Lummis também destacou a Seção 404 da Lei CLARITY, que impediria emissores de stablecoins de pagar recompensas semelhantes a juros e proibiria a comercialização de stablecoins como depósitos bancários ou produtos segurados pela FDIC. Ela argumentou que a disposição é mais rígida do que as regras existentes, em vez de ser uma brecha para rendimentos de stablecoins.

Segundo ela, os bancos comunitários têm desaparecido principalmente por causa da consolidação da indústria. Cerca de 2.000 bancos comunitários teriam sido perdidos ao longo da última década, enquanto apenas 62 novos bancos foram criados, com bancos regionais maiores surgindo como os principais compradores.

Ela acrescentou que o Comitê Bancário já incluiu nove medidas para bancos comunitários em um projeto de lei de habitação destinado a melhorar a retenção de depósitos, juntamente com restrições mais rígidas aos rendimentos de stablecoins sob o CLARITY.

Stablecoins também podem ajudar os bancos

O analista James E. Thorne também argumentou que dados históricos de depósitos não sustentam a alegação de que rendimentos de stablecoins são responsáveis por perdas de depósitos. Depósitos de bancos comerciais dos EUA aumentaram de aproximadamente US$ 12 trilhões para US$ 19,4 trilhões, enquanto a queda de 2022–23 coincidiu com taxas de juros mais altas e estresse no setor bancário.

Faryar Shirzad disse que os bancos comunitários precisam de alívio regulatório e melhores ferramentas, mas restringir as recompensas de stablecoins não vai abordar os problemas centrais deles. Ele argumentou que stablecoins, em vez disso, poderiam dar aos bancos menores acesso a uma infraestrutura de pagamentos mais barata e a novos serviços para clientes.

Os bancos comunitários enfrentam desafios reais, e merecem soluções reais, incluindo alívio regulatório e as ferramentas para competir.

Mas restringir as recompensas de stablecoins não vai resolver esses desafios. Stablecoins não são o problema; na verdade, podem fazer parte da solução – dando… https://t.co/MvbiPhfrzR

— Faryar Shirzad 🛡️ (@faryarshirzad) 11 de agosto de 2026

A Pergunta de Setembro

Espere até que os bancos regionais vejam depósitos sumirem para bancos cripto amigáveis no exterior.

Em breve, residentes dos EUA poderão comprar stablecoins com segurança na UE ou no Japão e obter rendimento, enquanto seus depósitos continuam protegidos por garantias do governo.

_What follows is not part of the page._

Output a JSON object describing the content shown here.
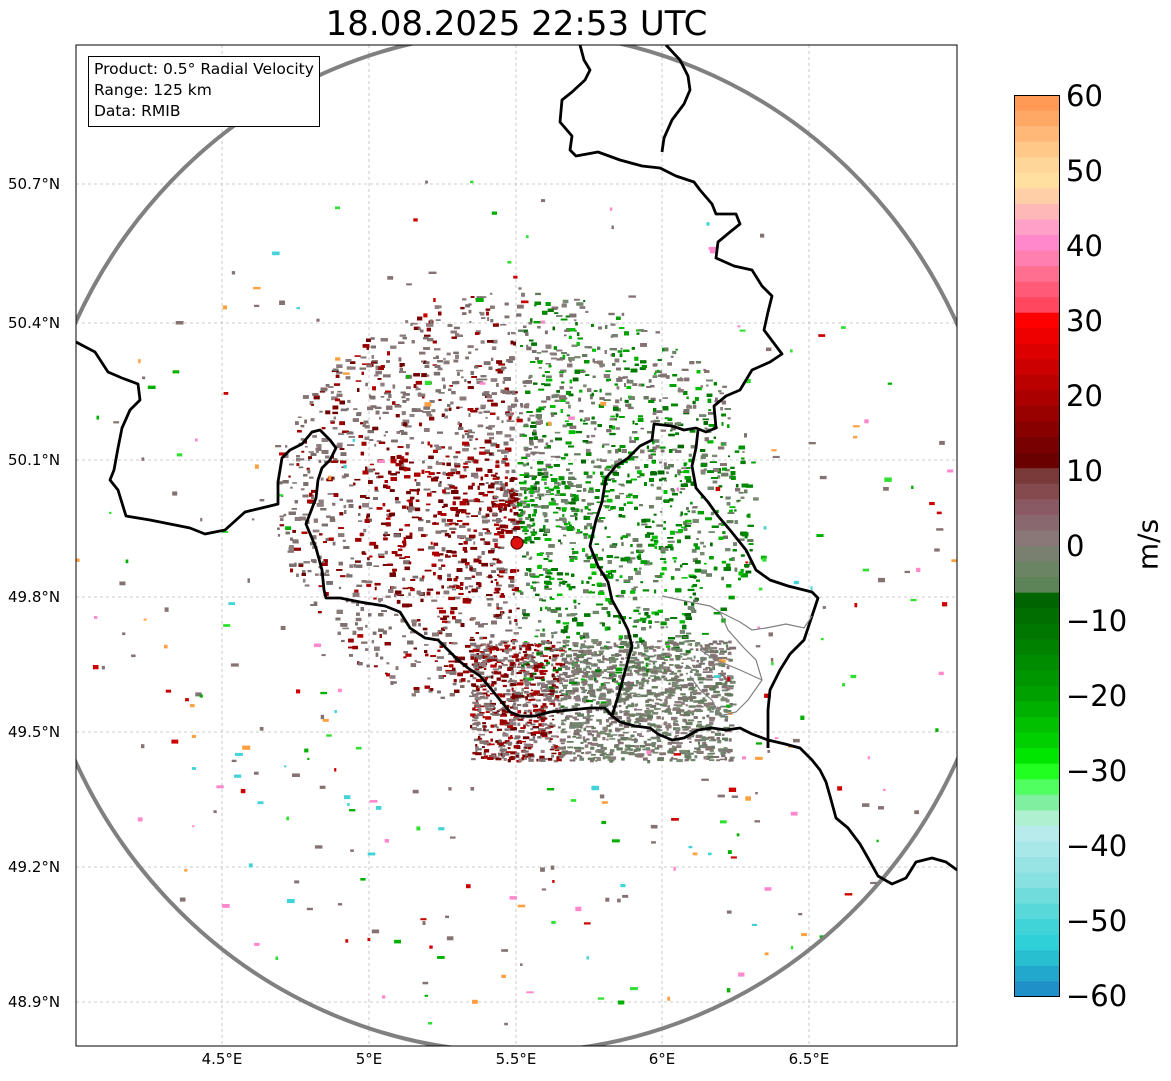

E não necessariamente precisa ser… https://t.co/1X7LOvQqNm

— Vincent Van Code (@vincent_vancode) 10 de agosto de 2026

Por outro lado, Vincent Van Code alertou que regras restritivas dos EUA poderiam empurrar a atividade para mercados mais amigáveis ao cripto, como Europa ou Japão, onde os usuários poderiam potencialmente acessar stablecoins e produtos de rendimento.

Com a próxima grande data-limite do CLARITY Act se aproximando em 15 de setembro, a questão central permanece: se os legisladores conseguirão resolver a disputa entre stablecoins e bancos sem levar a indústria ou o capital para o exterior.